Maybe, but maybe not—because the court ultimately has inherent power to regulate the so-called practice of law, even in the absence of a statute. So it's still a gray area that needs discussion.
I'm really happy that IAALS spent the time on this and released a report that has lots of practical solutions for courts, bar associations, and innovators in jurisdictions that want to try to get from here to where we need to be.
Jen Leonard: Absolutely. And just to state the obvious—and I know, as you mentioned, there are so many different groups working on these solutions—it seems to me that now the disconnect (and it was present when we had Google, but now it's a little further along) is in the workflow. People will now be able to say to ChatGPT or Claude or whatever the model is, "Here's my legal issue," and then increasingly the models will be able to do some basic research for them, help them figure out what next steps are. But then there's the gap between that and the actual activity that needs to take place. And it seems like that's where the gap will remain. I assume that's where these community justice workers and various paraprofessional roles (different from lawyers) come into play. The idea is that if you have ChatGPT draft something for you that you could file with a court—and this goes back to the conversation we had with the Garfield Law founders in the UK—because they have an API connected with their courts, whereas we still have a physically routed system. You still need an actual three-dimensional human to help you through the system, which to me feels like a whole different problem to solve (one that could have a more seamless solution if we had more of a tech/API integration approach here). But you would still need humans.
Bridget McCormack: Yeah, you still need humans. Again, it comes back to the "middle of the middle" instead of end-to-end. If it's available—if there's a community justice program or... I've been trying to think of what a legal tech justice supervisor could be. I'm trying to envision whole new categories of legal workers, what it would take to train them, and then how to scale a business model that has nothing to do with the traditional law firm model.

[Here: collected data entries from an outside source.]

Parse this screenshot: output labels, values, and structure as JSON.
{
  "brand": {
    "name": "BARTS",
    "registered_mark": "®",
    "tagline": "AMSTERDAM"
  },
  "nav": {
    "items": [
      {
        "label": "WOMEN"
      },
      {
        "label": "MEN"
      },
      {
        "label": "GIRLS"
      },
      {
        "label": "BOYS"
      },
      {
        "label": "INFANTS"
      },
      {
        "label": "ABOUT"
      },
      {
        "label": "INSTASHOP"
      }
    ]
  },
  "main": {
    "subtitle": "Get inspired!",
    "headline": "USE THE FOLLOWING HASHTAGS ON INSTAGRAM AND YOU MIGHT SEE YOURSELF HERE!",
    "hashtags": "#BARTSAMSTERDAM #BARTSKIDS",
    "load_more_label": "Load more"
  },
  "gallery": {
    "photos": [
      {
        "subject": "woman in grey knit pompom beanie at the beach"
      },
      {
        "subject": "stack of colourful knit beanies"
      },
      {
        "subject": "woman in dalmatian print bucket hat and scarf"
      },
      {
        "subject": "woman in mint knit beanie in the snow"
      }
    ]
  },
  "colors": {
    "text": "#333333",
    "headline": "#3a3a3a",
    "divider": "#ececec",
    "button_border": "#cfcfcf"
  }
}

What would that look like? How could they make it work? Who might hire them? You could imagine different community organizations thinking, "Yeah, we'll take a subscription to your legal justice supervisor program." And if you have help both at the front end and in helping the person frame the questions right—like, "I think I'm about to get evicted, but I haven't had heat for three months. What can I do?"—they still probably need help asking the right question. I’m asking GPT-5 and Gemini sophisticated legal questions, because I want to see the difference in the work that they do. But I've been a lawyer and a judge for a long time; if I didn't have that training, I'm not sure I would know the right questions to ask. So I still think there's a front-end and a back-end role for humans. It's just not clear to me why those humans necessarily need to be licensed lawyers for all issues and for all people, right?
So maybe some combination of this community justice worker groundswell and rethinking the role of technology and UPL and regulation of the practice of law could create some breakthroughs—which would be amazing.